Air In The Lungs is the new project put together by Deborah Arnott, best known for being part of Edinburgh bluegrass duo Blueflint. Yet, and this is no criticism of either act, this self-titled album sounds nothing like Blueflint, the only connection being Arnott’s gentle Scottish lilt and her finely crafted songwriting.
Interviewing her towards the end of last year for God Is In The TV, she told me about how the songs were originally written by her on guitar, then further evolved working with synth player Pat McGarvey (also her husband) and drummer and percussionist Rich Kass and was awarded funding from Creative Scotland to make the album with producer Paul Savage.
What we have on this album is a lyrically honest and musically atmospheric exploration of themes such bereavement, adversity and hope. Opening with ‘You Didn’t Know,’ an electronica-infused dark alternative rock song, with a spectacularly edgy undercurrent. This is in sharp contrast to the Belle and Sebastian meets Stereolab indie-pop of next track and former single ‘19.’ Maybe it shouldn’t work – yet it does, one of many facets of this album’s strength is that it’s perfectly sequenced.
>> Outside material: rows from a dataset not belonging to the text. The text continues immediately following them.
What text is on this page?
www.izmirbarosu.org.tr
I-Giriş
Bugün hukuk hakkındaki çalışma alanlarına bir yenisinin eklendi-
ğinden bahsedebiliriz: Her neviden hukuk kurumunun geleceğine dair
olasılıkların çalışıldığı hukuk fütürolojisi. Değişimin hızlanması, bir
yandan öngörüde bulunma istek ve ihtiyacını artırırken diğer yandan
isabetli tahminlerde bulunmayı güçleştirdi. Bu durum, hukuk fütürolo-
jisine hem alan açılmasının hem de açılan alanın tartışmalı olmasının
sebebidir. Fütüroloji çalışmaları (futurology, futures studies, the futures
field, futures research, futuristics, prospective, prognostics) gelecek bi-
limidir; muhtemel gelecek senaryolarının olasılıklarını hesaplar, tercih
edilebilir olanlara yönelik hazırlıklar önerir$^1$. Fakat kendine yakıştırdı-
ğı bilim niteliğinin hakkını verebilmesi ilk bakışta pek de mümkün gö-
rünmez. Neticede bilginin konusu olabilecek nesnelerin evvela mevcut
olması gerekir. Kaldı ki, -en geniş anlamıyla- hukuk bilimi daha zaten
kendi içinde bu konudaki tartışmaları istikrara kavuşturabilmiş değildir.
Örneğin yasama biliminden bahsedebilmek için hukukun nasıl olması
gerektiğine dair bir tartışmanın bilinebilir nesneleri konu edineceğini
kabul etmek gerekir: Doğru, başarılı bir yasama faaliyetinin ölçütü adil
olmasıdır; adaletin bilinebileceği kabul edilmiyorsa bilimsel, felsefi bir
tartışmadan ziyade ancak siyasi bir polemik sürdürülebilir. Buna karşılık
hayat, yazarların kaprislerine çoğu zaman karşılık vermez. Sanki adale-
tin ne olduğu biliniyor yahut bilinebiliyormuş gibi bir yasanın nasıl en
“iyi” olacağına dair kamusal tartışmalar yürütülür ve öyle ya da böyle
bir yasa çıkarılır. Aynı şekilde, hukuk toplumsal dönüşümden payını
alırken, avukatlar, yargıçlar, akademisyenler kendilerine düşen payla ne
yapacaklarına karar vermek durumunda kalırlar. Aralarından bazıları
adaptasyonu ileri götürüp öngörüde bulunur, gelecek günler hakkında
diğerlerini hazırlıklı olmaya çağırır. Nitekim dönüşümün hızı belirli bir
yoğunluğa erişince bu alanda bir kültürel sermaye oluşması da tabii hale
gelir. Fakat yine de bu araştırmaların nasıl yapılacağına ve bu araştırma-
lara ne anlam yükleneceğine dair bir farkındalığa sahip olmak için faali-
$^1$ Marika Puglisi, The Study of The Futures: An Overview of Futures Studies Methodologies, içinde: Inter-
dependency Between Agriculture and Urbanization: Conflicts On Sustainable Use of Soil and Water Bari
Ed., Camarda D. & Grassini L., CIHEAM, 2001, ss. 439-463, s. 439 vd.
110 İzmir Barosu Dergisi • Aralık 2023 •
Not only that, but it’s also worth bearing in mind the different approaches to songs here. The track ‘Burn The Clocks’ addresses worker’s rights, and is partly delivered as a spoken word piece. As with the two previously mentioned tracks, there is nothing else like this on the rest of the album, which benefits from not having ten songs in the same vein at any point, thus keeping the listener focused. The comparatively folky ‘Sweet Is The Dream’ was the first track to be released from the album, and it’s like being given a warm hug, before it makes way for ‘First Light’ which mixes trip-hop with the magnificent, brooding melancholy Scottish musicians do so well (I’ve lived here for many, many years – I suspect it may well be related to the weather).
The album closes with the brooding ‘Loch Linnhe’ which tells the tale of visiting an aunt in the Highlands in years gone by. It’s example of storytelling that’s very evocative in its detail, I am not the only one who remembers older cars with no seatbelts in the back and those same cars being a nightmare with upholstery that you would stick to in hot weather! Not details you often hear in a pop song – and it’s features like that which make this a delightfully original album.
An excellent album, debut or otherwise. I hope there will be more from her before long.